Anyways, it is that time of year, and according to the CDC it’s starting to look pretty ugly here in the USA. The key challenge seems to be that the annual vaccine isn’t working as well as it typically does. This isn’t a reason not to get a shot (it still appears at least 40-50% effective), but it is interesting. We create the Northern Hemisphere’s vaccine cocktail each year by analyzing what happened during our summer in the Southern Hemisphere. Unfortunately, one “flavor” of the flu has mutated too much since then — antibodies generated from H3N2 in the vaccine can’t fight off the strain that’s now in the wild.


Our ongoing war with Influenza is pretty amazing, actually. There’s new drama every year as public health teams try to keep ahead of a diverse and rapidly-changing enemy. My first exposure to the cycle was during the “swine flu” freakout in 2009-2010, when we worked with Emory to build tools to help people assess the best course of action for their families. But only now through my work at Adaptive am I starting to really grok the mechanics of what is going on.

Not surprisingly, it’s all about receptors again. A bunch of spiky receptors stick out from each flu “virion” (the cool name for a unit of virus). About 80% of them are hemagglutinin (“HA”), which has the job of binding to and breaking into the host cell where it can reproduce. The remaining 20% are neuramindase (“NA”), which helps it break back out of the cell to expand the infection. ***

There’s pretty much a perfect storm of factors making the flu so successful:

  • HA binds to cells that express sialic acid — which is a whole ton of our cells, especially in the respiratory system . So no matter how it enters your body, it’s likely to find a match.
  • As an RNA virus, flu mutates more quickly than our DNA can — so it has an advantage in the evolutionary arms race (this mutation-based evolution is called “antigenic drift”).
  • A host that contracts two flu strains at once can easily end up producing a brand new combination of H and N thanks to genetic reassortment… this “antigenic shift” is much more dramatic that drift and typically is the cause of pandemic events.
  • The mechanisms behind the flu work in other mammals too, and while it’s unusual for viruses to “jump” between species, it does happen — so we’ve got a bunch of helpers transmitting influenza strains around the world.

Because there are so many different strains of flu (with more being created all the time), it’s hard to create a vaccine that can hit them all. You have to create the right cocktail, and you have to predict it pretty far in advance so that we can make enough to cover the population.

So what about Tamiflu? More evidence that science is pretty cool, and at the same time that we don’t know that much. Vaccination aside, we haven’t yet been successful at stopping these viruses once they get inside the body. But remember the “NA” side of the equation! Neuramindase enables manufactured flu virions to escape the host cell they were created in, so they can move around the body and infect more cells. Tamiflu and its ilk inhibit the action of neuramindase, which limits just how much the infections can grow before our adaptive immune system finally catches up — shortening the duration and reducing the severity of symptoms. Cool stuff. It feels a little lame to be running along behind the virus trying to slow it down, but I’ll take it over nothing! The WHO tracks effectiveness of these NA inhibitors with various strains so that we can use them optimally.
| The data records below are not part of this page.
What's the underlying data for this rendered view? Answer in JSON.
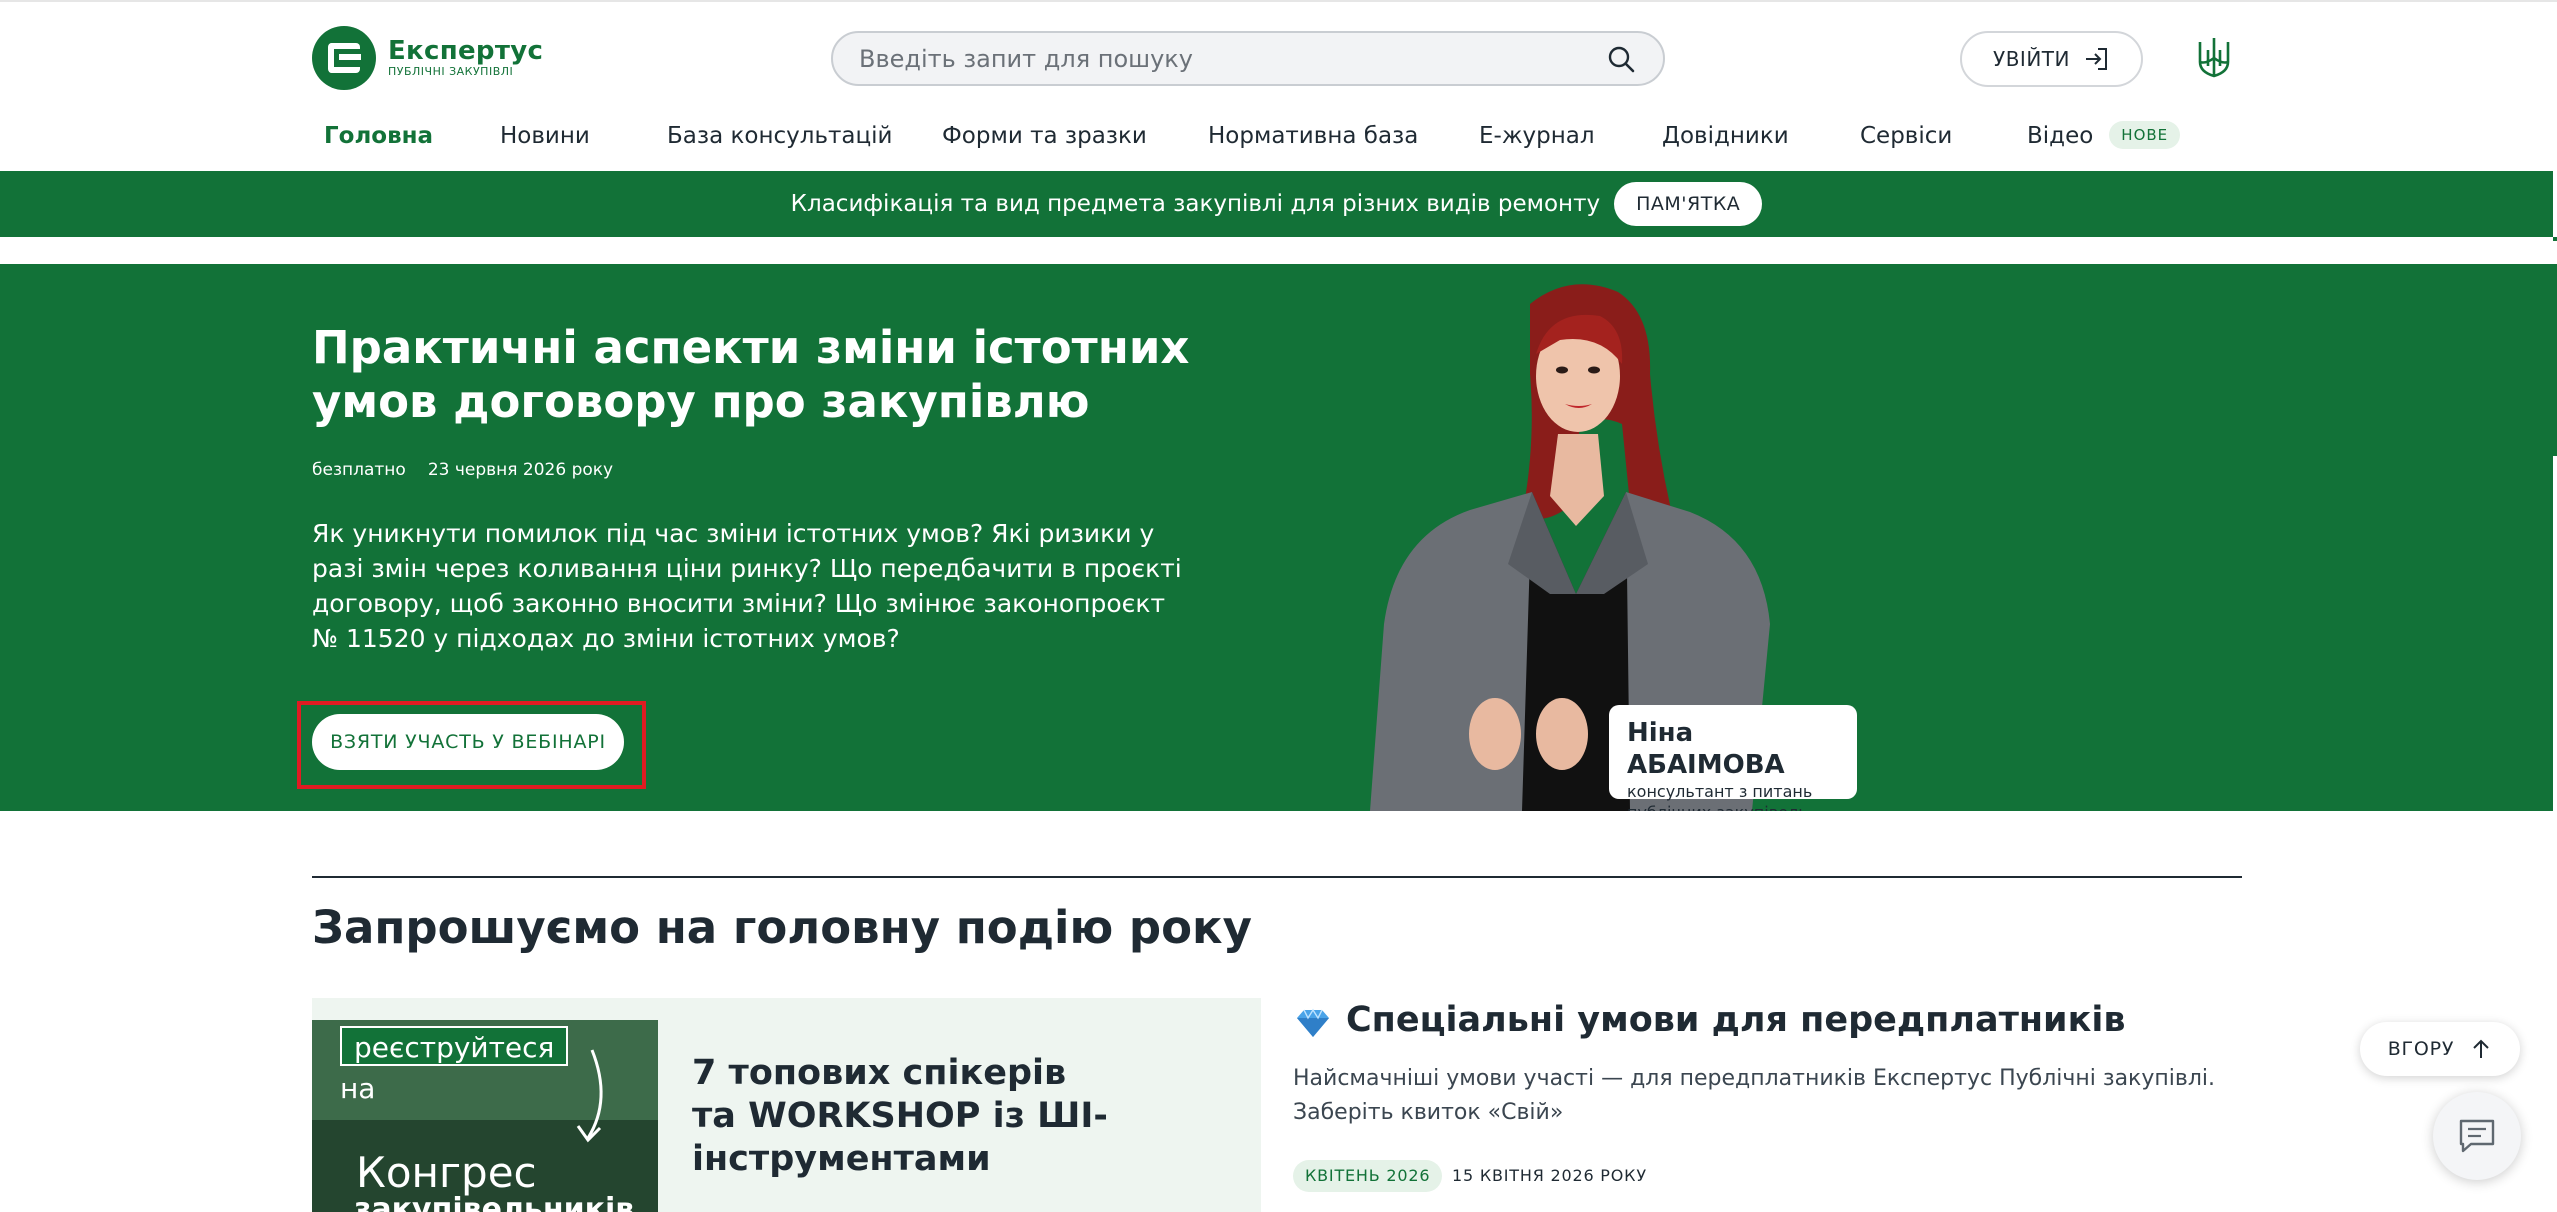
{
  "header": {
    "logo": {
      "name": "Експертус",
      "subtitle": "ПУБЛІЧНІ ЗАКУПІВЛІ"
    },
    "search": {
      "placeholder": "Введіть запит для пошуку",
      "icon": "search-icon"
    },
    "login_label": "УВІЙТИ"
  },
  "nav": {
    "items": [
      {
        "label": "Головна",
        "active": true
      },
      {
        "label": "Новини"
      },
      {
        "label": "База консультацій"
      },
      {
        "label": "Форми та зразки"
      },
      {
        "label": "Нормативна база"
      },
      {
        "label": "Е-журнал"
      },
      {
        "label": "Довідники"
      },
      {
        "label": "Сервіси"
      },
      {
        "label": "Відео",
        "badge": "НОВЕ"
      }
    ]
  },
  "announcement": {
    "text": "Класифікація та вид предмета закупівлі для різних видів ремонту",
    "button": "ПАМ'ЯТКА"
  },
  "hero": {
    "title": "Практичні аспекти зміни істотних умов договору про закупівлю",
    "price": "безплатно",
    "date": "23 червня 2026 року",
    "description": "Як уникнути помилок під час зміни істотних умов? Які ризики у разі змін через коливання ціни ринку? Що передбачити в проєкті договору, щоб законно вносити зміни? Що змінює законопроєкт № 11520 у підходах до зміни істотних умов?",
    "cta": "ВЗЯТИ УЧАСТЬ У ВЕБІНАРІ",
    "speaker": {
      "name": "Ніна АБАІМОВА",
      "role_line1": "консультант з питань",
      "role_line2": "публічних закупівель"
    }
  },
  "section": {
    "title": "Запрошуємо на головну подію року",
    "event": {
      "image_tag": "реєструйтеся",
      "image_line1": "на",
      "image_line2": "Конгрес",
      "image_line3": "закупівельників",
      "title": "7 топових спікерів та WORKSHOP із ШІ-інструментами"
    },
    "promo": {
      "icon": "diamond-icon",
      "title": "Спеціальні умови для передплатників",
      "text": "Найсмачніші умови участі — для передплатників Експертус Публічні закупівлі. Заберіть квиток «Свій»",
      "tag": "КВІТЕНЬ 2026",
      "date": "15 КВІТНЯ 2026 РОКУ"
    }
  },
  "floating": {
    "to_top": "ВГОРУ",
    "chat_icon": "chat-icon"
  },
  "colors": {
    "brand": "#127238",
    "highlight": "#e01b22",
    "badge_bg": "#e5f2e8"
  }
}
I’m not sure yet if learning these details makes me more or less of a germophobe! But the complexity of the system is amazing, and I’m proud to be going into 2015 fighting for the good guys. Bottom line — get your shot, wash your hands, and stay home if you get sick. Always comes back to the basics.

Take care!

*** As an aside, the “H” and “N” here are why we call strains “H1N1”, “H3N2”, and so on. There’s something like eighteen basic classes of hemagglutinin (three that impact humans), and nine for neuramindase. But like all things in immunology, it’s not that simple. Even with the same H and N, strains can act very differently — for example, our current “2009” version of H1N1 is fundamentally different from the H1N1 that had come before, so nobody was ready for it. There’s a whole international classification convention for this stuff.